В окна ударили струи дождя. Повернув головы, оба политика задумчиво смотрели на них, на надвигающуюся военную осень, которую еще надо пережить и которая еще кто знает что таит за своими короткими холодными днями.
— Но пока что это заседание сейма [31] король проиграл. Сенаторы перед всей Европой продемонстрировали, что в их стране король — не более чем символ Короны. Мне трудно представить себе, как Владислав IV рассчитывает после этого вести переговоры с владыками других империй и каким образом намерен возродить свой авторитет.
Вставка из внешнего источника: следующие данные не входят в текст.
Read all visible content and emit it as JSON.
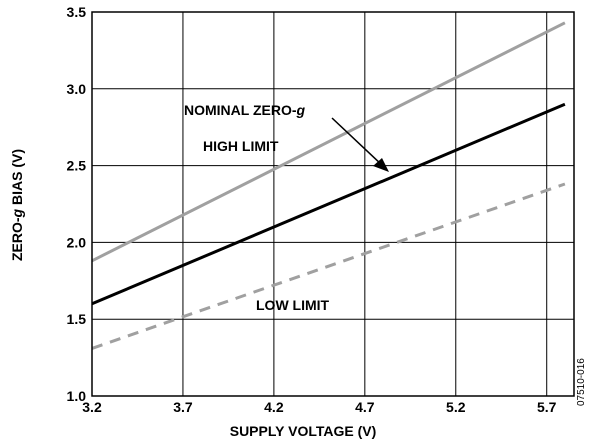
{
  "chart_data": {
    "type": "line",
    "xlabel": "SUPPLY VOLTAGE (V)",
    "ylabel": "ZERO-g BIAS (V)",
    "xlim": [
      3.2,
      5.85
    ],
    "ylim": [
      1.0,
      3.5
    ],
    "xticks": [
      "3.2",
      "3.7",
      "4.2",
      "4.7",
      "5.2",
      "5.7"
    ],
    "yticks": [
      "1.0",
      "1.5",
      "2.0",
      "2.5",
      "3.0",
      "3.5"
    ],
    "grid": true,
    "series": [
      {
        "name": "HIGH LIMIT",
        "style": "solid",
        "color": "#a0a0a0",
        "x": [
          3.2,
          5.8
        ],
        "y": [
          1.88,
          3.43
        ]
      },
      {
        "name": "NOMINAL ZERO-g",
        "style": "solid",
        "color": "#000000",
        "x": [
          3.2,
          5.8
        ],
        "y": [
          1.6,
          2.9
        ]
      },
      {
        "name": "LOW LIMIT",
        "style": "dashed",
        "color": "#a0a0a0",
        "x": [
          3.2,
          5.8
        ],
        "y": [
          1.31,
          2.38
        ]
      }
    ],
    "annotations": {
      "nominal": {
        "prefix": "NOMINAL ZERO-",
        "italic": "g"
      },
      "high": "HIGH LIMIT",
      "low": "LOW LIMIT"
    },
    "figure_id": "07510-016"
  }
}
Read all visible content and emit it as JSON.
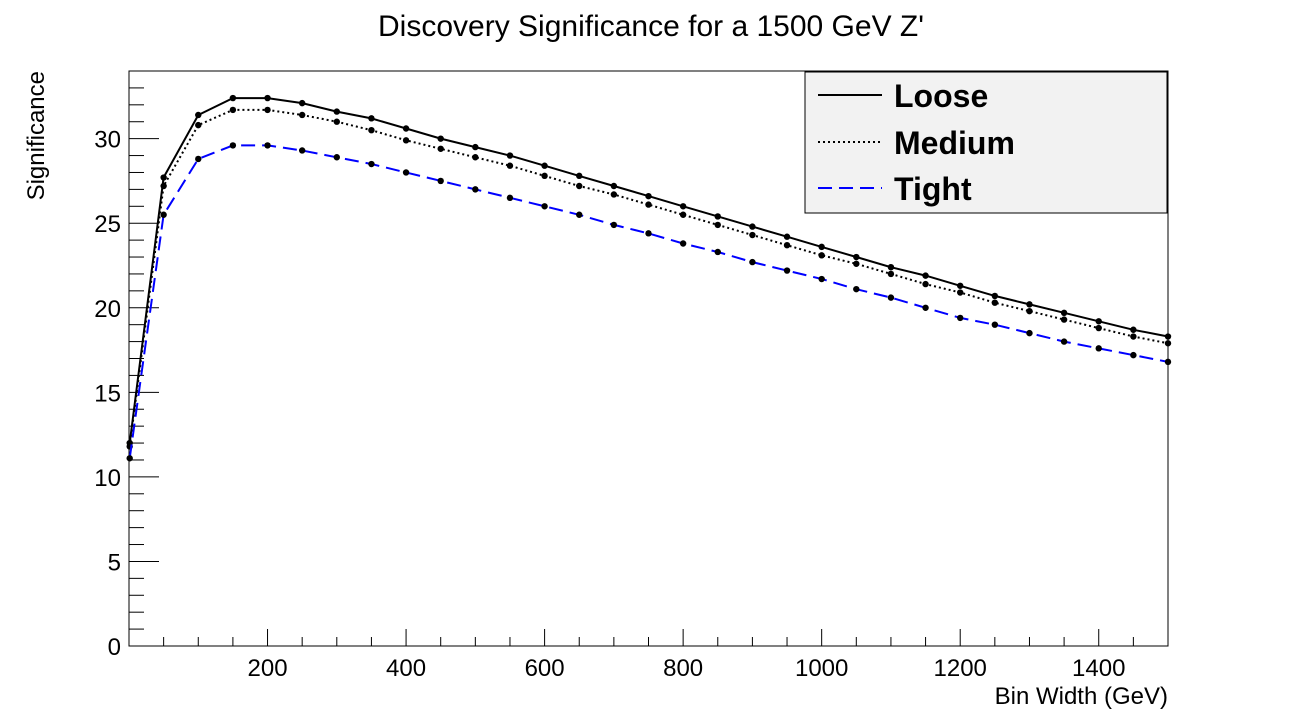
{
  "chart_data": {
    "type": "line",
    "title": "Discovery Significance for a 1500 GeV Z'",
    "xlabel": "Bin Width (GeV)",
    "ylabel": "Significance",
    "xlim": [
      0,
      1500
    ],
    "ylim": [
      0,
      34
    ],
    "xticks": [
      200,
      400,
      600,
      800,
      1000,
      1200,
      1400
    ],
    "yticks": [
      0,
      5,
      10,
      15,
      20,
      25,
      30
    ],
    "grid": false,
    "legend_position": "top-right",
    "x": [
      1,
      50,
      100,
      150,
      200,
      250,
      300,
      350,
      400,
      450,
      500,
      550,
      600,
      650,
      700,
      750,
      800,
      850,
      900,
      950,
      1000,
      1050,
      1100,
      1150,
      1200,
      1250,
      1300,
      1350,
      1400,
      1450,
      1500
    ],
    "series": [
      {
        "name": "Loose",
        "color": "#000000",
        "line_style": "solid",
        "values": [
          12.0,
          27.7,
          31.4,
          32.4,
          32.4,
          32.1,
          31.6,
          31.2,
          30.6,
          30.0,
          29.5,
          29.0,
          28.4,
          27.8,
          27.2,
          26.6,
          26.0,
          25.4,
          24.8,
          24.2,
          23.6,
          23.0,
          22.4,
          21.9,
          21.3,
          20.7,
          20.2,
          19.7,
          19.2,
          18.7,
          18.3
        ]
      },
      {
        "name": "Medium",
        "color": "#000000",
        "line_style": "dotted",
        "values": [
          11.8,
          27.2,
          30.8,
          31.7,
          31.7,
          31.4,
          31.0,
          30.5,
          29.9,
          29.4,
          28.9,
          28.4,
          27.8,
          27.2,
          26.7,
          26.1,
          25.5,
          24.9,
          24.3,
          23.7,
          23.1,
          22.6,
          22.0,
          21.4,
          20.9,
          20.3,
          19.8,
          19.3,
          18.8,
          18.3,
          17.9
        ]
      },
      {
        "name": "Tight",
        "color": "#0000ff",
        "line_style": "dashed",
        "values": [
          11.1,
          25.5,
          28.8,
          29.6,
          29.6,
          29.3,
          28.9,
          28.5,
          28.0,
          27.5,
          27.0,
          26.5,
          26.0,
          25.5,
          24.9,
          24.4,
          23.8,
          23.3,
          22.7,
          22.2,
          21.7,
          21.1,
          20.6,
          20.0,
          19.4,
          19.0,
          18.5,
          18.0,
          17.6,
          17.2,
          16.8
        ]
      }
    ]
  }
}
«По крайней мере, он заговорил, — с облегчением вздохнул Оссолинский. — И, похоже, не будет отделываться едкими репликами. Мне нужно знать его позицию. Понимать, чего он хочет и что намерен скрыть от меня. Иначе я не смогу выполнить волю короля. “Волю короля”, — с грустью повторил он, улыбнувшись про себя той же саркастической улыбкой, которую только что видел у Хмельницкого. — Была бы она, эта “воля короля”, настоящей волей, Польша узнала бы, что такое канцлер Оссолинский и его правительство».
— Вам это уже известно, господин полковник? В таком случае проще обсуждать наши дальнейшие действия.
— Простите, князь, но у меня создалось впечатление, что мы уже все обсудили. Кажется, вы еще хотели повидаться с полковником Барабашем.
Их взгляды встретились и, скрестившись, застыли. Хмельницкий ждал ответа. Оссолинский мучительно искал выход. Но в этот их поединок неожиданно вклинился граф Кончевский — основательно облысевший пятидесятипятилетний аристократ, вышколенный так, словно полжизни своей провел в должности камердинера двора Его Величества. Однако сейчас он явно оплошал. Ведь помнил же, что канцлер решительно просил не тревожить его во время переговоров, и, тем не менее, явился, чтобы лично известить, что сейчас будут поданы еда и вино.